One thing I wish other languages had was Perl's taint mode: Once enabled, input coming from the outside was "tainted", along with anything you explicitly marked as tainted. If a tainted variable was used to populate another tainted variable (such as by concatenation), the result itself was tainted. If a tainted variable was used in certain ways (such as with the `open` call), the program crashed. The primary way to remove a taint was by running the variable through a regular expression, and using the captured matches (which would not be tainted).

This is "parse, don't validate" as a language feature. Any statically typed language has this, in the sense that you can write your domain logic in terms of a set of "untainted" domain types, and only provide safe conversion functions (parsers) from user input to domain types.

No, they really don’t have this, because for example you can still open() using an arbitrary string as a file name, a string which may have come from unvalidated input. They don’t force you to convert the string to a FileName type and also prove that you have done some sort of pattern-matching on the string.

That is true. You'd need to expose alternative versions of system functions that deal only in parsed and not raw data, and then prohibit the native variants. A little more ceremony, but also a little more flexibility.

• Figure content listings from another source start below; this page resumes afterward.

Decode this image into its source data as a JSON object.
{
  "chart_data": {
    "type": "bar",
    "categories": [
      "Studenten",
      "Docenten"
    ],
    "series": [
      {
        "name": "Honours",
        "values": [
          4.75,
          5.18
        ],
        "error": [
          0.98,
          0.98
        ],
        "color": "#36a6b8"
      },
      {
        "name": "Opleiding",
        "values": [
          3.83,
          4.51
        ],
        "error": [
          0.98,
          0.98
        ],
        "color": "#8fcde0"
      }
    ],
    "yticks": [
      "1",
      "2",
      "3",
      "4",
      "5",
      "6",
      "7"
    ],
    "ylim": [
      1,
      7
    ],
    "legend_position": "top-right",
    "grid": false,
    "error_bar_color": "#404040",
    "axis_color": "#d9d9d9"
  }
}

Edit: It might be easier to instead replace input functions with ones that return TaintedString, unusable as a regular string. But it's easier to write a linter rule that prohibits any unsafe (default) system functions than one which requires safe input functions, I suppose.

Now I’m imagining a Rust UncheckedString type with a to_string() method that takes a regexp.

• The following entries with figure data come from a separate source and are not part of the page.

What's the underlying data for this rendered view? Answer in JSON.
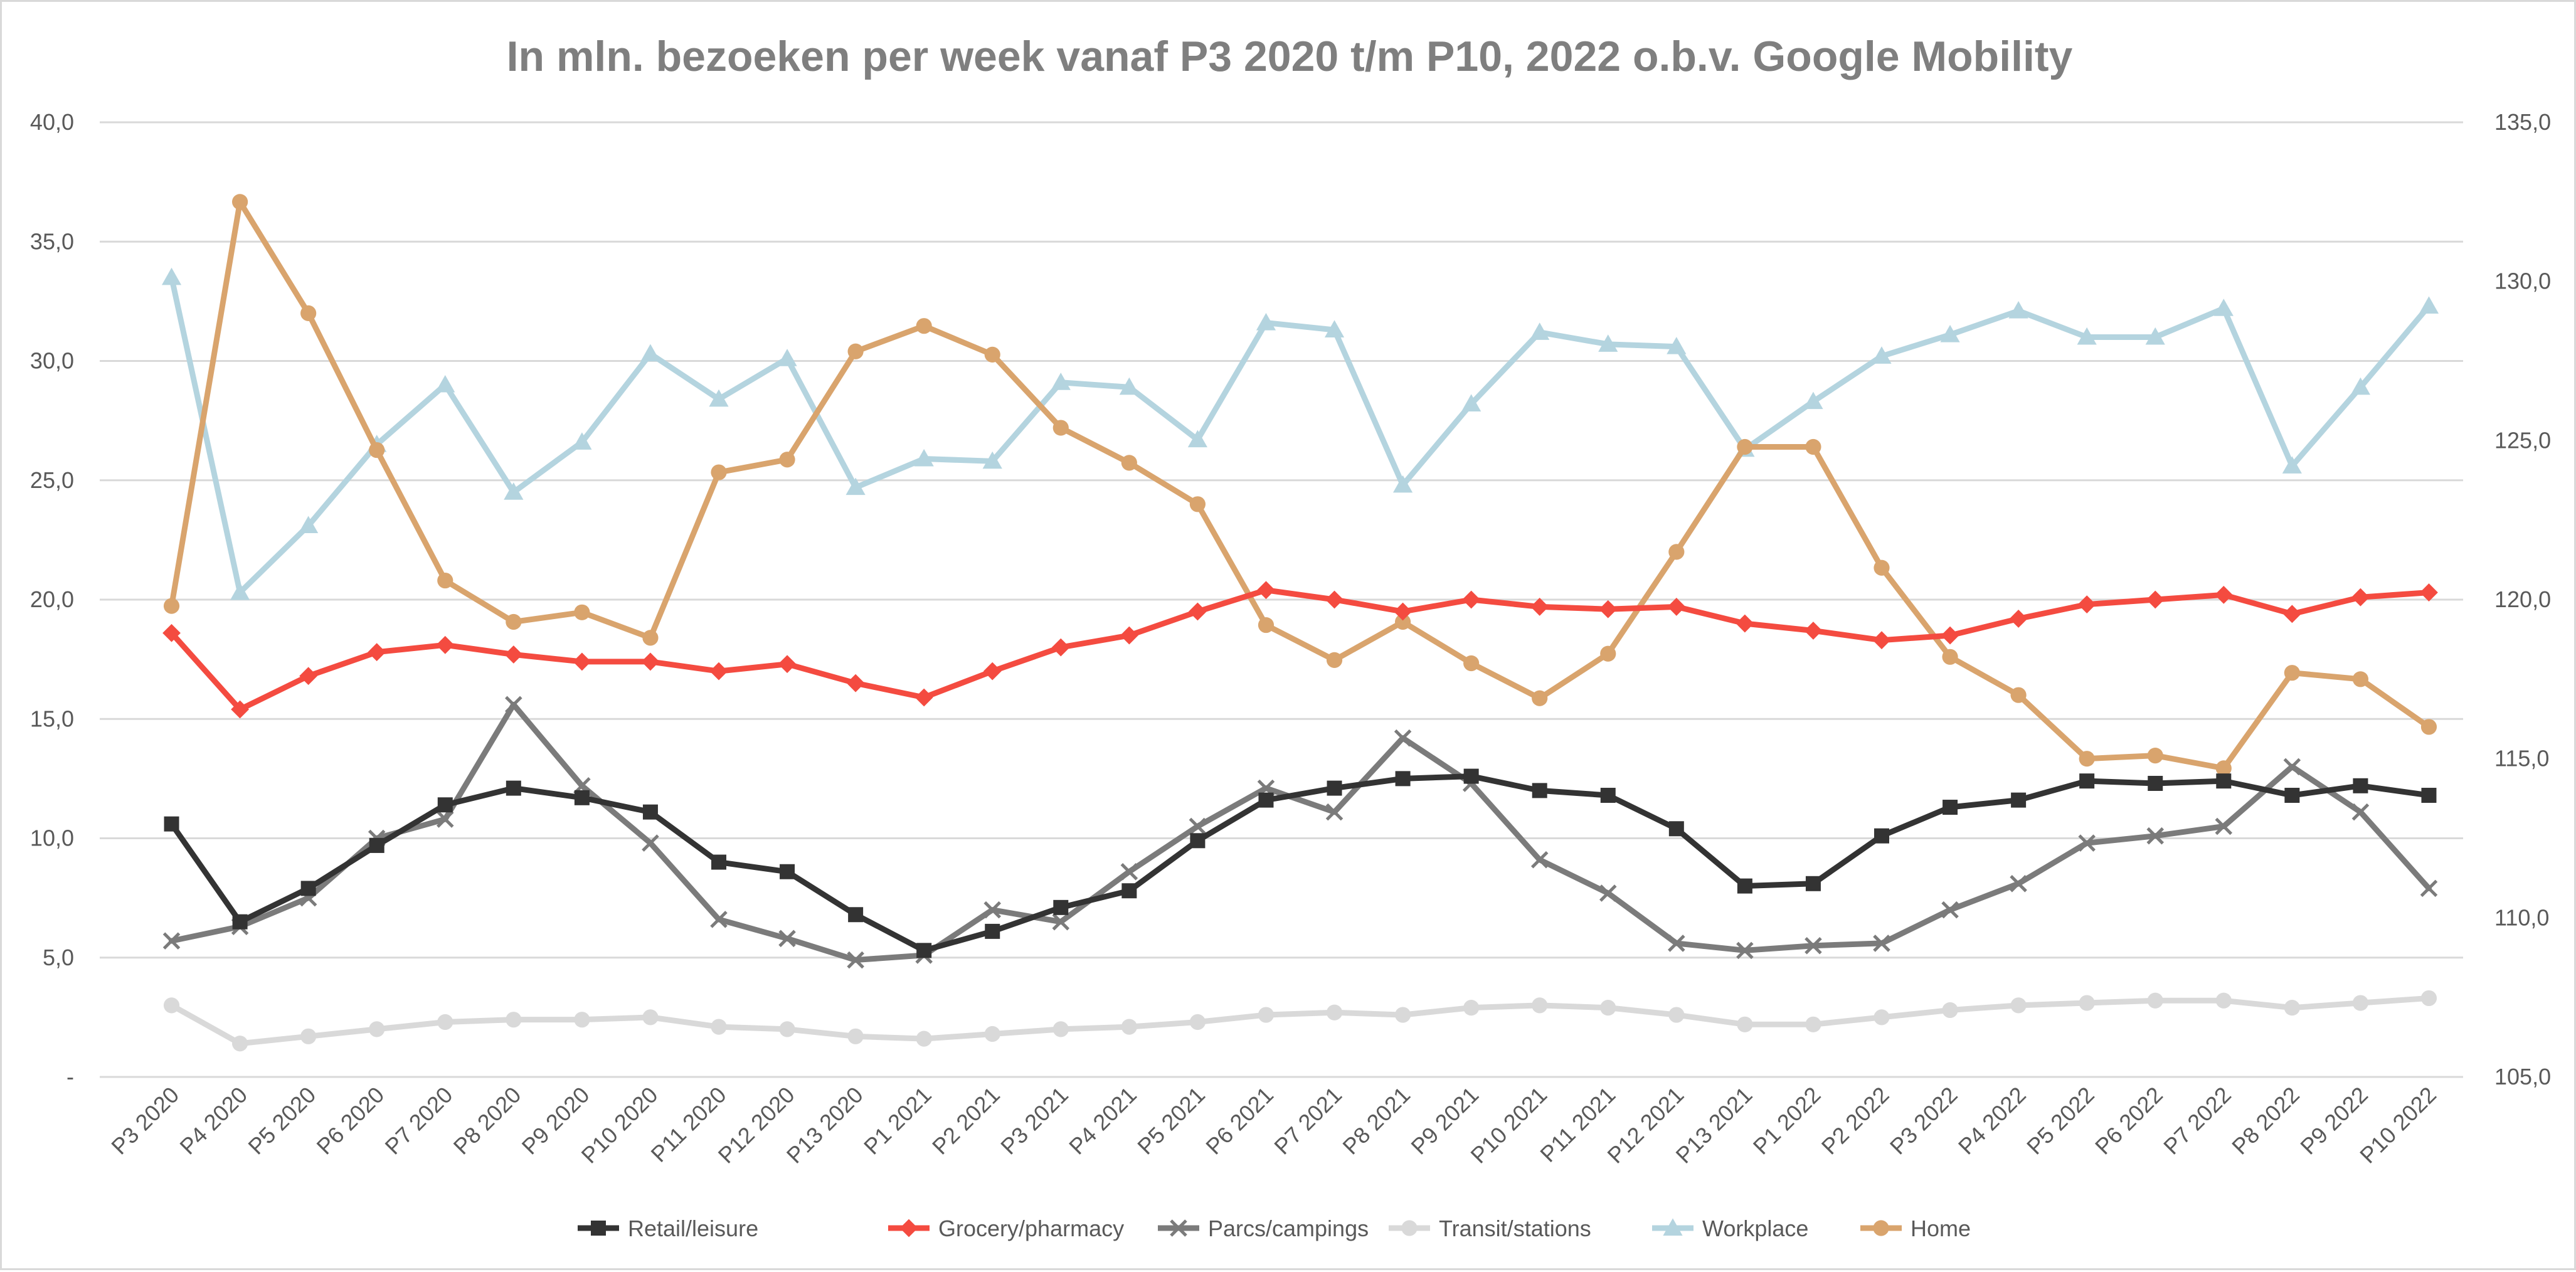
{
  "chart_data": {
    "type": "line",
    "title": "In mln. bezoeken per week vanaf P3 2020 t/m P10, 2022 o.b.v. Google Mobility",
    "xlabel": "",
    "ylabel": "",
    "ylim": [
      0,
      40
    ],
    "y2lim": [
      105,
      135
    ],
    "y_ticks": [
      "-",
      "5,0",
      "10,0",
      "15,0",
      "20,0",
      "25,0",
      "30,0",
      "35,0",
      "40,0"
    ],
    "y2_ticks": [
      "105,0",
      "110,0",
      "115,0",
      "120,0",
      "125,0",
      "130,0",
      "135,0"
    ],
    "grid": "horizontal",
    "legend_position": "bottom",
    "categories": [
      "P3 2020",
      "P4 2020",
      "P5 2020",
      "P6 2020",
      "P7 2020",
      "P8 2020",
      "P9 2020",
      "P10 2020",
      "P11 2020",
      "P12 2020",
      "P13 2020",
      "P1 2021",
      "P2 2021",
      "P3 2021",
      "P4 2021",
      "P5 2021",
      "P6 2021",
      "P7 2021",
      "P8 2021",
      "P9 2021",
      "P10 2021",
      "P11 2021",
      "P12 2021",
      "P13 2021",
      "P1 2022",
      "P2 2022",
      "P3 2022",
      "P4 2022",
      "P5 2022",
      "P6 2022",
      "P7 2022",
      "P8 2022",
      "P9 2022",
      "P10 2022"
    ],
    "series": [
      {
        "name": "Retail/leisure",
        "axis": "left",
        "color": "#333333",
        "marker": "square",
        "values": [
          10.6,
          6.5,
          7.9,
          9.7,
          11.4,
          12.1,
          11.7,
          11.1,
          9.0,
          8.6,
          6.8,
          5.3,
          6.1,
          7.1,
          7.8,
          9.9,
          11.6,
          12.1,
          12.5,
          12.6,
          12.0,
          11.8,
          10.4,
          8.0,
          8.1,
          10.1,
          11.3,
          11.6,
          12.4,
          12.3,
          12.4,
          11.8,
          12.2,
          11.8
        ]
      },
      {
        "name": "Grocery/pharmacy",
        "axis": "left",
        "color": "#f44b40",
        "marker": "diamond",
        "values": [
          18.6,
          15.4,
          16.8,
          17.8,
          18.1,
          17.7,
          17.4,
          17.4,
          17.0,
          17.3,
          16.5,
          15.9,
          17.0,
          18.0,
          18.5,
          19.5,
          20.4,
          20.0,
          19.5,
          20.0,
          19.7,
          19.6,
          19.7,
          19.0,
          18.7,
          18.3,
          18.5,
          19.2,
          19.8,
          20.0,
          20.2,
          19.4,
          20.1,
          20.3
        ]
      },
      {
        "name": "Parcs/campings",
        "axis": "left",
        "color": "#7b7b7b",
        "marker": "x",
        "values": [
          5.7,
          6.3,
          7.5,
          10.0,
          10.8,
          15.6,
          12.2,
          9.8,
          6.6,
          5.8,
          4.9,
          5.1,
          7.0,
          6.5,
          8.6,
          10.5,
          12.1,
          11.1,
          14.2,
          12.3,
          9.1,
          7.7,
          5.6,
          5.3,
          5.5,
          5.6,
          7.0,
          8.1,
          9.8,
          10.1,
          10.5,
          13.0,
          11.1,
          7.9
        ]
      },
      {
        "name": "Transit/stations",
        "axis": "left",
        "color": "#d9d9d9",
        "marker": "circle",
        "values": [
          3.0,
          1.4,
          1.7,
          2.0,
          2.3,
          2.4,
          2.4,
          2.5,
          2.1,
          2.0,
          1.7,
          1.6,
          1.8,
          2.0,
          2.1,
          2.3,
          2.6,
          2.7,
          2.6,
          2.9,
          3.0,
          2.9,
          2.6,
          2.2,
          2.2,
          2.5,
          2.8,
          3.0,
          3.1,
          3.2,
          3.2,
          2.9,
          3.1,
          3.3
        ]
      },
      {
        "name": "Workplace",
        "axis": "left",
        "color": "#b4d4df",
        "marker": "triangle",
        "values": [
          33.5,
          20.3,
          23.1,
          26.5,
          29.0,
          24.5,
          26.6,
          30.3,
          28.4,
          30.1,
          24.7,
          25.9,
          25.8,
          29.1,
          28.9,
          26.7,
          31.6,
          31.3,
          24.8,
          28.2,
          31.2,
          30.7,
          30.6,
          26.3,
          28.3,
          30.2,
          31.1,
          32.1,
          31.0,
          31.0,
          32.2,
          25.6,
          28.9,
          32.3
        ]
      },
      {
        "name": "Home",
        "axis": "right",
        "color": "#d9a46d",
        "marker": "circle",
        "values": [
          119.8,
          132.5,
          129.0,
          124.7,
          120.6,
          119.3,
          119.6,
          118.8,
          124.0,
          124.4,
          127.8,
          128.6,
          127.7,
          125.4,
          124.3,
          123.0,
          119.2,
          118.1,
          119.3,
          118.0,
          116.9,
          118.3,
          121.5,
          124.8,
          124.8,
          121.0,
          118.2,
          117.0,
          115.0,
          115.1,
          114.7,
          117.7,
          117.5,
          116.0
        ]
      }
    ]
  }
}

Ruby does. Normalization of untrusted input isn't taught or discussed enough. Or each platform's regex security.

Honestly, I think all CS/EE programs should require an OWASP course and that coding should require regular continuing education that includes defensive coding practices for correctness, defined behavior, and security.

This was removed in Ruby 2.7. It was neat, but a bit of a blunt instrument.

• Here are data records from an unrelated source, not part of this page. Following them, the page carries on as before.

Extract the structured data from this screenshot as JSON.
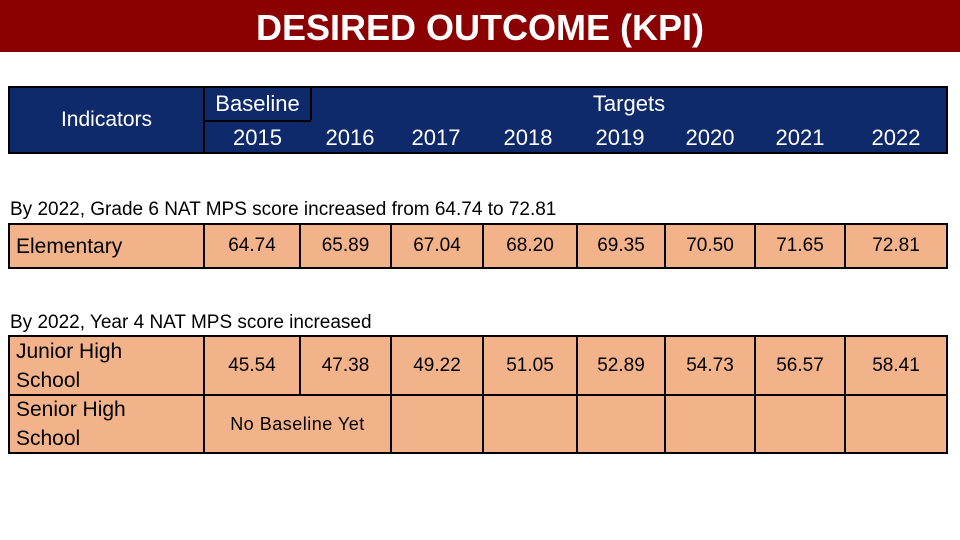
{
  "title": "DESIRED OUTCOME (KPI)",
  "header": {
    "indicators_label": "Indicators",
    "baseline_label": "Baseline",
    "targets_label": "Targets",
    "years": [
      "2015",
      "2016",
      "2017",
      "2018",
      "2019",
      "2020",
      "2021",
      "2022"
    ]
  },
  "section1": {
    "note": "By 2022, Grade 6  NAT MPS score increased from 64.74 to 72.81",
    "row": {
      "label": "Elementary",
      "values": [
        "64.74",
        "65.89",
        "67.04",
        "68.20",
        "69.35",
        "70.50",
        "71.65",
        "72.81"
      ]
    }
  },
  "section2": {
    "note": "By 2022, Year 4  NAT MPS score increased",
    "junior": {
      "label_line1": "Junior High",
      "label_line2": "School",
      "values": [
        "45.54",
        "47.38",
        "49.22",
        "51.05",
        "52.89",
        "54.73",
        "56.57",
        "58.41"
      ]
    },
    "senior": {
      "label_line1": "Senior High",
      "label_line2": "School",
      "baseline_text": "No Baseline Yet"
    }
  },
  "colors": {
    "title_bg": "#8b0000",
    "header_bg": "#0f2a6b",
    "cell_bg": "#f2b38a"
  }
}
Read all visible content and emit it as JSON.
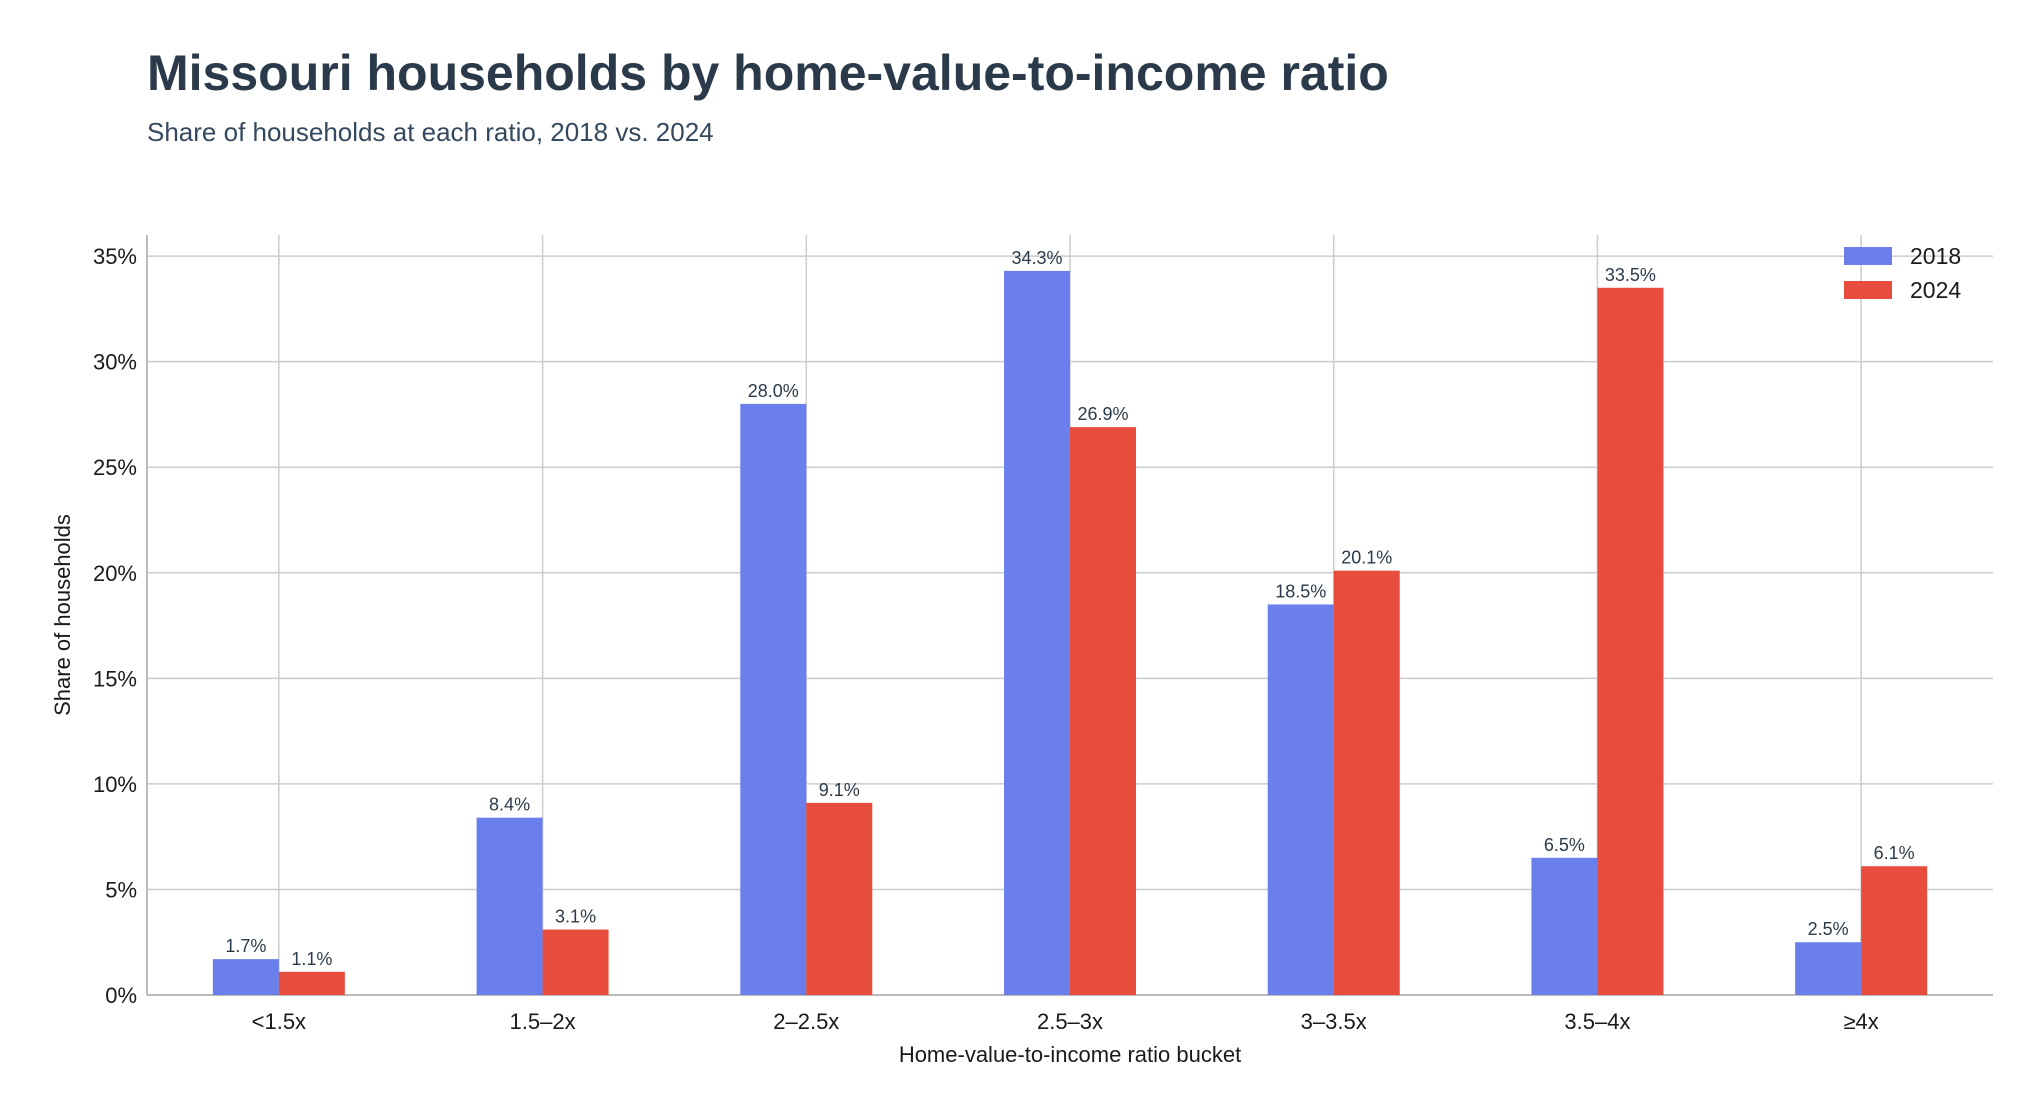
{
  "chart_data": {
    "type": "bar",
    "title": "Missouri households by home-value-to-income ratio",
    "subtitle": "Share of households at each ratio, 2018 vs. 2024",
    "xlabel": "Home-value-to-income ratio bucket",
    "ylabel": "Share of households",
    "categories": [
      "<1.5x",
      "1.5–2x",
      "2–2.5x",
      "2.5–3x",
      "3–3.5x",
      "3.5–4x",
      "≥4x"
    ],
    "series": [
      {
        "name": "2018",
        "color": "#6a7fec",
        "values": [
          1.7,
          8.4,
          28.0,
          34.3,
          18.5,
          6.5,
          2.5
        ],
        "labels": [
          "1.7%",
          "8.4%",
          "28.0%",
          "34.3%",
          "18.5%",
          "6.5%",
          "2.5%"
        ]
      },
      {
        "name": "2024",
        "color": "#e84c3d",
        "values": [
          1.1,
          3.1,
          9.1,
          26.9,
          20.1,
          33.5,
          6.1
        ],
        "labels": [
          "1.1%",
          "3.1%",
          "9.1%",
          "26.9%",
          "20.1%",
          "33.5%",
          "6.1%"
        ]
      }
    ],
    "ylim": [
      0,
      36
    ],
    "yticks": [
      0,
      5,
      10,
      15,
      20,
      25,
      30,
      35
    ],
    "ytick_labels": [
      "0%",
      "5%",
      "10%",
      "15%",
      "20%",
      "25%",
      "30%",
      "35%"
    ],
    "grid": true,
    "legend_position": "top-right"
  }
}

True, it had it for a while. Some folks consider Ruby to be Perl's spiritual successor while Python is oft considered the anti-Perl. Ruby's special global variables are pretty Perl like.

I consider Ruby to be Perl 6 :)

gcc's __attribute__((tainted_args)) is pretty handy: https://gcc.gnu.org/onlinedocs/gcc/Common-Function-Attribute...

I need to read about the history of this feature. It's pretty amazing.

ps: ah well, that was fast https://en.wikipedia.org/wiki/Taint_checking#History :) (1989)

How does that work in practice?

Suppose the Table family type their son Bobby's name into a form. The Perl program now has a "tainted" string in memory - "Robert'; DROP TABLE Students --".

The Perl code passes this string through a regex that checks the name is valid. Names can include apostrophes (Miles O'Brien) and hyphens (Jean-Luc Picard) along with spaces and normal ASCII letters, so the regex passes and the string is now untainted.

> The Perl code passes this string through a regex that checks the name is valid

I think "parse don't validate" doesn't help in this example, but naively the regex would not check whether a name is valid but "extract all parts of the string that are provenly safe".

Which is not reasonable for SQL statements, so someone invented prepared statements.

I think the idea is that the Regex parsing forces the programmer to think about what they're doing with the string and what the requirements for the non-tainted variable are.

For example, a file name string would not allow unescaped directory separators, dots, line breaks, null bytes (I probably got most details wrong here...) and the regex could remove these or extract the substring until the first forbidden character.

Sure, this cannot prevent mistakes.

But the idea, I think, is not to have a variable "safeUserName", instead a "safeDbStatement" one.

You should be using DBI or something that builds on DBI to use prepared statements for database interactions. That’s why it’s called the DataBase Interface.

Nice idea, thank you! I think it should be possible to make a Python object behave in a similar way (crashing when converted to string / ...), need to see if I can make it work.

In PHP, you can construct objects directly from $_GET/POST (and erase everything from these vars to make sure they are not used directly), then lean on data types to make sure that these values are not used in a wrong place.